Bob Volke : Thanks, Ben. The business outlook for fiscal ’24 is complex and constantly evolving. There are a number of challenges considered, but also a handful of tailwinds that will help to mitigate these headwinds as noted on slide 11. Inflation has a broad impact not only on consumer sentiment and spending patterns, but also contributes to operating cost increases in the form of wage pressure and higher prices paid for goods and services. We expect the promotional environment to be more significant than in fiscal €˜23 and we’ll be dealing with higher costs of borrowing and some intermittent lingering supply change disruptions throughout the year. On the flip side, low unemployment and higher wages provides consumers with more purchasing power.

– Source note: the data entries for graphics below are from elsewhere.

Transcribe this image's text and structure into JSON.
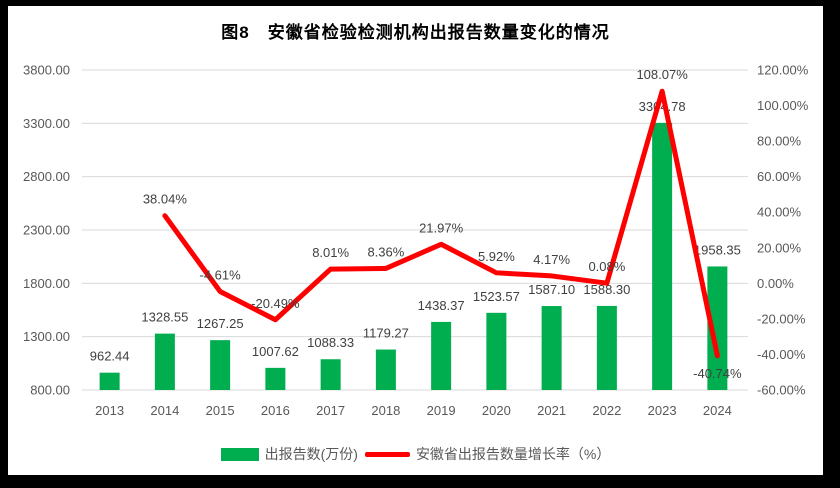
{
  "title": "图8　安徽省检验检测机构出报告数量变化的情况",
  "legend": [
    {
      "label": "出报告数(万份)",
      "series_type": "bar"
    },
    {
      "label": "安徽省出报告数量增长率（%）",
      "series_type": "line"
    }
  ],
  "colors": {
    "bar": "#00AE50",
    "line": "#FE0000",
    "grid": "#D9D9D9",
    "axis_text": "#595959",
    "data_label": "#404040",
    "title_text": "#000000",
    "background": "#FFFFFF",
    "frame": "#000000"
  },
  "chart_data": {
    "type": "combo",
    "title": "图8　安徽省检验检测机构出报告数量变化的情况",
    "categories": [
      "2013",
      "2014",
      "2015",
      "2016",
      "2017",
      "2018",
      "2019",
      "2020",
      "2021",
      "2022",
      "2023",
      "2024"
    ],
    "series": [
      {
        "name": "出报告数(万份)",
        "type": "bar",
        "axis": "left",
        "values": [
          962.44,
          1328.55,
          1267.25,
          1007.62,
          1088.33,
          1179.27,
          1438.37,
          1523.57,
          1587.1,
          1588.3,
          3304.78,
          1958.35
        ],
        "labels": [
          "962.44",
          "1328.55",
          "1267.25",
          "1007.62",
          "1088.33",
          "1179.27",
          "1438.37",
          "1523.57",
          "1587.10",
          "1588.30",
          "3304.78",
          "1958.35"
        ]
      },
      {
        "name": "安徽省出报告数量增长率（%）",
        "type": "line",
        "axis": "right",
        "values": [
          null,
          38.04,
          -4.61,
          -20.49,
          8.01,
          8.36,
          21.97,
          5.92,
          4.17,
          0.08,
          108.07,
          -40.74
        ],
        "labels": [
          null,
          "38.04%",
          "-4.61%",
          "-20.49%",
          "8.01%",
          "8.36%",
          "21.97%",
          "5.92%",
          "4.17%",
          "0.08%",
          "108.07%",
          "-40.74%"
        ]
      }
    ],
    "left_axis": {
      "min": 800,
      "max": 3800,
      "step": 500,
      "ticks": [
        "800.00",
        "1300.00",
        "1800.00",
        "2300.00",
        "2800.00",
        "3300.00",
        "3800.00"
      ]
    },
    "right_axis": {
      "min": -60,
      "max": 120,
      "step": 20,
      "ticks": [
        "-60.00%",
        "-40.00%",
        "-20.00%",
        "0.00%",
        "20.00%",
        "40.00%",
        "60.00%",
        "80.00%",
        "100.00%",
        "120.00%"
      ]
    },
    "grid": true,
    "legend_position": "bottom"
  }
}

We feel our inventory assortment has become much healthier in the past several months, and the unique and hard to find products we offer is expected to attract more customers to our stores and website. In addition, investments in store development, the customer experience and to back office infrastructure will begin to yield operating cost leverage as we move forward. Slide 12 summarizes fiscal 2024 guidance. Total net sales for the full year, including the impact of the 53rd week, are anticipated to increase mid-single digits compared to our fiscal 2023 results. The 53rd week is expected to be approximately 1% of full year sales. We anticipate full year sales will break down as follows: Approximately 26% in the first quarter, approximately 22% in the second quarter, approximately 24% in the third quarter, and approximately 28% in the fourth quarter.